He wanted The Sea Urchin desperately—he had made no secret of that—and she cared about him and about Chloe enough that some part of her wanted to help him reach his goal.
Four days ago she might have scoffed and told him to go back to his business meetings and his conference calls. But that was before she had come to know him.
The truth was, she had become convinced Spencer Hotels would be good for Cannon Beach and The Sea Urchin. Abigail must have thought so or she never would have suggested the idea. It seemed a betrayal of her friend to refuse to help Eben simply because some foolish part of her hoped he wanted more from her than etiquette lessons for his daughter.
“Please,” he repeated.
She was going to bleed from a thousand gashes in her heart when he and Chloe left. Helping him tonight would only accelerate that inevitable heartbreak. She knew it perfectly well, could already feel the ache, but from somewhere deep she still managed to dredge up a smile.
“What time?”
The pure delight on his face almost broke her heart right there. “Seven. Will that work for you?”
Her mind raced with the million things she would have to do between the time she finished work and seven o’clock. Foremost was the purely feminine lament that she had nothing to wear and no time to run to her favorite vintage boutique in Portland to find something.
“If Anna’s home to stay with Conan, it should be fine.”
He reached for her hands and she was certain if they weren’t standing on a public beach in broad daylight with a hundred other people, he would have kissed her right then.
“My debt to you seems to grow larger by the minute. Somehow I’ll find a way to pay you back, I swear it.”
“Don’t worry about it. I’ll see you at seven.”
“No, no,no!” Sage wailed, her breath coming in short gasps as she pedaled hard up the hill toward Brambleberry House. With one hand on the handlebars, she used the other to hold her umbrella over the dress that had just cost her an entire week’s paycheck.

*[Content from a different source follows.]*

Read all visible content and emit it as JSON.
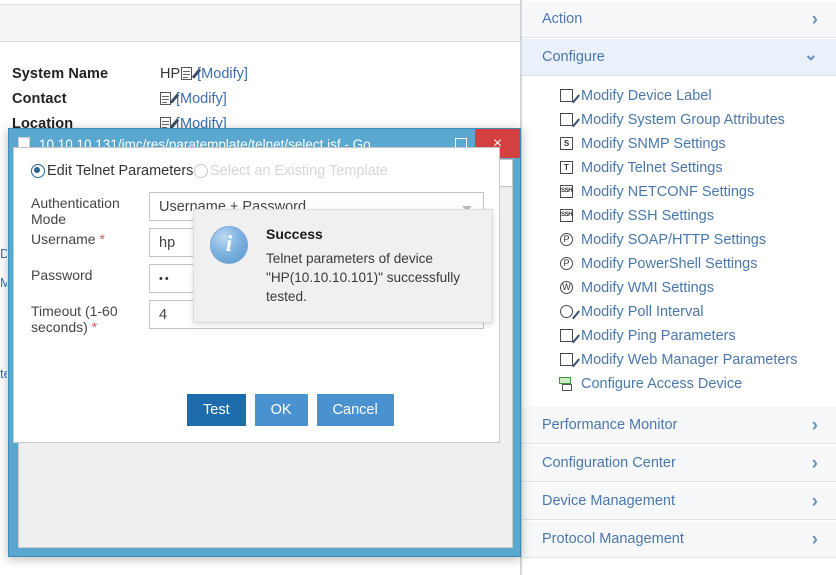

It was wrapped in plastic but she bemoaned every single raindrop that made it around the umbrella to splatter against her precious cargo. The whole dress was going to be ruined, she just knew it. Worse, her hair was drenched and would take hours to dry.
She had exactly forty-five minutes to ride the half-mile home and to shower and primp for her dinner with Eben and Chloe and the damn pouring rain wasn’t making this any easier.
She could barely see and didn’t have a spare hand to wipe the rain out of her eyes and she lived in mortal dread her tires were going to slip in the mud at the shoulder of the road and dump herandthe dress.
A vehicle drove slowly past and she shifted the umbrella over the dress until it was almost vertical like a warrior’s shield, just in case the driver hit a puddle and splattered it everywhere.
Instead, the vehicle slowed even further, then she saw brakelights through the rain. She could barely make out that the truck belonged to Will Garrett until the driver’s door opened and he climbed out.
“Get in,” he called. “I’ll throw your bike in the back of the truck and drive you the rest of the way home.”
“I’m almost there.”
“Get in, Sage. It’s not safe for you to be riding your bike in these conditions. It’s slick and visibility is terrible, though I have to say, the bright pink umbrella does tend to draw the eye.”
She winced at the ridiculous picture she must make. “I bought a fancy new dress. I didn’t want it to get wet.”
Will’s eyes widened, but to her relief, he said nothing as he took the bicycle from her and effortlessly lifted it into the back while she rushed to open the passenger door. Inside the cab, she laid her dress carefully on the bench seat then climbed in behind it, closing her vivid umbrella.
Will’s heater blared full force and she relished the warmth seeping into her chilled muscles for the few moments before he joined her and pulled back onto the road toward Brambleberry House.
“Do I dare ask what’s up with the dress? It’s not your usual kind of thing, is it?”
She could feel her face flame. “I’m having dinner at the Sea Urchin tonight and it occurred to me I don’t have a lot of grown-up clothes to wear. I splurged a bit.”
She glanced at it, a sleek midnight blue dream of a dress shot through with the barest trace of iridescent rainbow thread.Splurgewas a bit of an understatement. She had spent more on this one dress than she usually spent on clothes all year long. Her Visa balance would probably never recover.
It had been purely an impulse buy, too. She hadn’t really intended a whole new dress. Since she couldn’t make it to her favorite shop in Portland, she thought she would only take a quick look at some of the local stores on the off chance she might find a blouse on clearance she could wear with her usual black dress skirt.
She had just about given up on finding anything when she wandered into a new shop and saw this dress hanging in a corner.
The moment she saw it, she had fallen in love, despite the hefty price tag.